Dabei ist Fliegen global gesehen natürlich ein Transport für die Eliten: Nur zehn Prozent der Weltbevölkerung haben jemals ein Flugzeug betreten, sagt Volker Quaschning. Und: "Ein Flug nach Australien verdoppelt den CO2-Fußabdruck eines ganzen Jahres."
Und so berechtigt die Frage nach dem Preis unter Klimagesichtspunkten ist, so unerheblich ist sie mitunter, weil ein Vergleich schwerfällt: Denn in den bisherigen Energieträgern sind die Kosten der Klimaschäden nicht ausreichend eingepreist, sagt Atmosfair-Chef Brockhagen. "Das E-Kerosin sind quasi jetzt die wahren Kosten."
Aber die große Frage, die über allem schwebt, ist: Wie kommt Energie dorthin, wo sie benötigt wird und wie lässt sie sich flüssig machen?

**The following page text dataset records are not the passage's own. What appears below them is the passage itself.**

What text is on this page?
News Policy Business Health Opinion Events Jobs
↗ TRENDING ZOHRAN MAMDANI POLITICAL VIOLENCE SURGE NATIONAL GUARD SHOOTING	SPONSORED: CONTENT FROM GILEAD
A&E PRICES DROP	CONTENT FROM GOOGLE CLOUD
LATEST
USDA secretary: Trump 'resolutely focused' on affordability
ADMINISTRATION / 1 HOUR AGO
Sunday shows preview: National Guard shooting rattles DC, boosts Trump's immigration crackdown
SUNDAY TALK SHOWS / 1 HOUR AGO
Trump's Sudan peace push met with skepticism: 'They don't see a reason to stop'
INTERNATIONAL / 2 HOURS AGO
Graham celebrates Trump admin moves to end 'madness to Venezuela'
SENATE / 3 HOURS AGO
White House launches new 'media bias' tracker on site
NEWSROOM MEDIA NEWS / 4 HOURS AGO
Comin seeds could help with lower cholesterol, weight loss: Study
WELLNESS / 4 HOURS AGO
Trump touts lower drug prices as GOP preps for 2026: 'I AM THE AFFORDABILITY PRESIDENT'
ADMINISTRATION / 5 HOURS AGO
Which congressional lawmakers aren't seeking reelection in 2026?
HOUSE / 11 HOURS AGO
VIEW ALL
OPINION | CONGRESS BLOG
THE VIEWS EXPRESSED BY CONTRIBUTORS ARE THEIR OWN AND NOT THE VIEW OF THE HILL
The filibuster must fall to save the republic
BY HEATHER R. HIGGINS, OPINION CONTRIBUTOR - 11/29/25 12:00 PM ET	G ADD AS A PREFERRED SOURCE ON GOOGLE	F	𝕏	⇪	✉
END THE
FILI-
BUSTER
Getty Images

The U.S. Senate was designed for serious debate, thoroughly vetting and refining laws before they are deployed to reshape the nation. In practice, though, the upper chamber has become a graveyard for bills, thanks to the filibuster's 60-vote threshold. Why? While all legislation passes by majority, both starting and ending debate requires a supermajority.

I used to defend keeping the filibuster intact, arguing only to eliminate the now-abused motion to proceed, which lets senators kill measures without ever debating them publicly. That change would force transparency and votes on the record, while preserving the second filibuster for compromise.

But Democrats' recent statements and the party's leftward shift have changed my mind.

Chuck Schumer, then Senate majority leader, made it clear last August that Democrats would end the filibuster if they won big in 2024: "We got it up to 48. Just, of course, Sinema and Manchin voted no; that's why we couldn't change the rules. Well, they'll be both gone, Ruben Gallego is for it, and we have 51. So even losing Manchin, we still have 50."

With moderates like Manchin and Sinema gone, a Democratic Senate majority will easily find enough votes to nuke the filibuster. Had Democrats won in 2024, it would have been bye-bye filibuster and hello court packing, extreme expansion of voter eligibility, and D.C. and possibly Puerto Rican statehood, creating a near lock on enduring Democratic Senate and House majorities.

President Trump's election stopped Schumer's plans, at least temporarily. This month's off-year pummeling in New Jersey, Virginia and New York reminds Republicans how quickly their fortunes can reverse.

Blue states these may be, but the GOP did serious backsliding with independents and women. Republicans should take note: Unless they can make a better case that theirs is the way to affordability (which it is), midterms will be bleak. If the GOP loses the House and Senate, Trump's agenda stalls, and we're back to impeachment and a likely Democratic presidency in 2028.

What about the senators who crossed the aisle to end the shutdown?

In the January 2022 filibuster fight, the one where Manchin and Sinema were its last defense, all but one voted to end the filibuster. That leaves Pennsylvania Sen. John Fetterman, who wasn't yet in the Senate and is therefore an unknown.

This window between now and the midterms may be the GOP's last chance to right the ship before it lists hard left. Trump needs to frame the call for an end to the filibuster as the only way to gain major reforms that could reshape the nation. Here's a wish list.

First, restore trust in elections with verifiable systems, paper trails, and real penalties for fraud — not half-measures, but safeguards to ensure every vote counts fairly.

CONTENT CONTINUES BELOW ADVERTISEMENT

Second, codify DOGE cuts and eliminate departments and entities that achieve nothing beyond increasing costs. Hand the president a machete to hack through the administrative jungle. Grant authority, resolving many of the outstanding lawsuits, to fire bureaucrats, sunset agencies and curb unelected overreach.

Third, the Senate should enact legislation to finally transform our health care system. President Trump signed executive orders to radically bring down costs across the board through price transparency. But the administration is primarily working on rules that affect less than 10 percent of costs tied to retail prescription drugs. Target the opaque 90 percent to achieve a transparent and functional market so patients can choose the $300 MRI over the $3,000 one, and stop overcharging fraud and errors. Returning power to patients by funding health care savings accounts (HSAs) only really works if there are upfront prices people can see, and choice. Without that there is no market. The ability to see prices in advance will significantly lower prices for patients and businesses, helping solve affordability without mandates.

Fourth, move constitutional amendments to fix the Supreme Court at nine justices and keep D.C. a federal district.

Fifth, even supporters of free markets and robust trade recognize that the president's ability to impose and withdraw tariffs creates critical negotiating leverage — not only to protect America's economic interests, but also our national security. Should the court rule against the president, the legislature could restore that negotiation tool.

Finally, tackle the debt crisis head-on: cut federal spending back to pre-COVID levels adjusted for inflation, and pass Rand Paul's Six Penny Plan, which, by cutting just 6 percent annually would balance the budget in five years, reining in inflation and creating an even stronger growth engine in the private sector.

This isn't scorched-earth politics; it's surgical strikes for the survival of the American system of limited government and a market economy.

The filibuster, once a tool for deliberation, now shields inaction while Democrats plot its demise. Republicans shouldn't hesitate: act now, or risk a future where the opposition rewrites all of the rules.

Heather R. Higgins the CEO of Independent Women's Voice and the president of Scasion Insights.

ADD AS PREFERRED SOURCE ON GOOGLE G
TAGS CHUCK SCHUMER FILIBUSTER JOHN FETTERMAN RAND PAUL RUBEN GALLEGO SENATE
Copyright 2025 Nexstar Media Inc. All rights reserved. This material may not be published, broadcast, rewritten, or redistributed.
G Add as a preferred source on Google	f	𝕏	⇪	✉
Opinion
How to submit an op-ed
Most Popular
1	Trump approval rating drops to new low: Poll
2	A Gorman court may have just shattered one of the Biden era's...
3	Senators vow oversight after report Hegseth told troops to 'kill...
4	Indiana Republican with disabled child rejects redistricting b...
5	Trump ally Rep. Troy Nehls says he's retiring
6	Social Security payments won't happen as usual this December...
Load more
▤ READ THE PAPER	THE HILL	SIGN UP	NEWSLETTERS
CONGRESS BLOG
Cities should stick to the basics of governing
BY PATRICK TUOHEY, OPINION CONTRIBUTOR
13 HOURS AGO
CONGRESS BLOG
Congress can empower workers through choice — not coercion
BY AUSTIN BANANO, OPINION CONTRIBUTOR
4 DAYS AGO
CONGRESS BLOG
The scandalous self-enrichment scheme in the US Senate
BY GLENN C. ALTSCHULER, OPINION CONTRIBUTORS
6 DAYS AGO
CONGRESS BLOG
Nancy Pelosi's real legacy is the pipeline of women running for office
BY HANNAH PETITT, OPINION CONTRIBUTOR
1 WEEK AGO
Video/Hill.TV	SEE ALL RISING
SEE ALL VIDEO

Welche Ideen für synthetische Kraftstoffe es noch gibt
Falk Harnisch vom UFZ aus Leipzig kann flüssige Treibstoffe mithilfe von Bakterien herstellen: aus Abwasser und Molke. "Neben dem Verfahren im Emsland sehe ich ein fast noch größeres Potenzial in der Kopplung elektrochemischer Verfahren mit biotechnologischen Verfahrensschritten zur Nutzung von CO2 und erneuerbarer elektrischer Energie."
Harnisch kann so aus zehn Litern Abwasser so viel Energie erzeugen, wie in zehn Gramm Schokolade oder einem Apfel steckt und hat errechnet, dass sich die Energiemenge von einem Drittel des deutschen Atomstroms auch aus dem gesamten Abwasser im Land erzeugen lässt. Aus einem Liter Abwasser entstehen im Labor schon elf Milliliter Benzin. Dabei helfen Bakterien, die aus Abwasser Strom und sauberes Wasser erzeugen. Das Konzept hat im Sommer eine Sieben-Millionen-Euro-Förderung der EU erhalten.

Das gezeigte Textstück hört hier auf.